まあ、正確には走ってるのは俺だけで、小学生のフユさえもローラーロードを使いこなし滑っている。
そんなどうしようもなく2度目の自己嫌悪をしていると、空と大地をつなげる様に高い塔が見えてきた。これこそがバベル。
この塔に来たのはこれで4度目になるが、この圧倒的絶対的な高さには来るたびに驚嘆する。
白い壁に設けられた光源用の窓だけが螺旋を描いて外壁を登っていく姿は、古代メソポタミア神話にある"バベルの塔"の完成品そのものだろう。
バベル周辺は広場になっており、そこでも露天商や大道芸人が店を広げており、いつでもお祭り騒ぎだ。
もちろん商人がいるという事は買い手もいるわけで、ここには多くのトレジャーたちであふれている。 周囲の広場ですらこれなのだから、一流企業のみが出店を許されたバベルの中は大変な込みようだろう。

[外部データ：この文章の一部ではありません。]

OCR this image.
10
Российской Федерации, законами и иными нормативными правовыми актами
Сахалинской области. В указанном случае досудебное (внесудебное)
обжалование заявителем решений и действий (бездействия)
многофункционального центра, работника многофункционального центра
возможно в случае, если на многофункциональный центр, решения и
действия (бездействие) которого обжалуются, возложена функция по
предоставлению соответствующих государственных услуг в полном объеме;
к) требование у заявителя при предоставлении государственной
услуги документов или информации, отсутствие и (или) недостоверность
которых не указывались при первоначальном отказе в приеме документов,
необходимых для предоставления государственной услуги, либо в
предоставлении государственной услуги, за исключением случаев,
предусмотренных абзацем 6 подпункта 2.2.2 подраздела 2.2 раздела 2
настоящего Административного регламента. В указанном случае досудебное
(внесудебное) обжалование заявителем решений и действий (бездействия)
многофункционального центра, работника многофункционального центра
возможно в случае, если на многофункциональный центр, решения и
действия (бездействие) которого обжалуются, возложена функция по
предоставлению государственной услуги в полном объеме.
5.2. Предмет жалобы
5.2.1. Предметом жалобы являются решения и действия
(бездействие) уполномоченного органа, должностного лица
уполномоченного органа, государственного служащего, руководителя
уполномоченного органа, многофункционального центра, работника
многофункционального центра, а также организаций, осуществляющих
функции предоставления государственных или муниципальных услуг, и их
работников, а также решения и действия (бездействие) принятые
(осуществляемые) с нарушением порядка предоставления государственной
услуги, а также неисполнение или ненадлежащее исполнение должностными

「それじゃあ…ここからは"それぞれ"待ち合わせの場所で落ち合おう!」
集合場所はみな一緒だが、大混雑を極めるバベルで"集団行動"は不可能なため、ここからは"自力"の戦いになる。
「ひとりで大丈夫なん?」
「はい!このくらいは慣れてますので大丈夫です!それでは先に行きますね!」
江茉《エマ》はフユの事を心配したが、難なく突入していく地元民に杞憂であったようだ。
「俺たちも行こうか」
「うん。無事に"集合"しようね!」
互いの気合いを入れなおすと、ここぞとばかりに人と人の"隙間"に体を押し込んだ。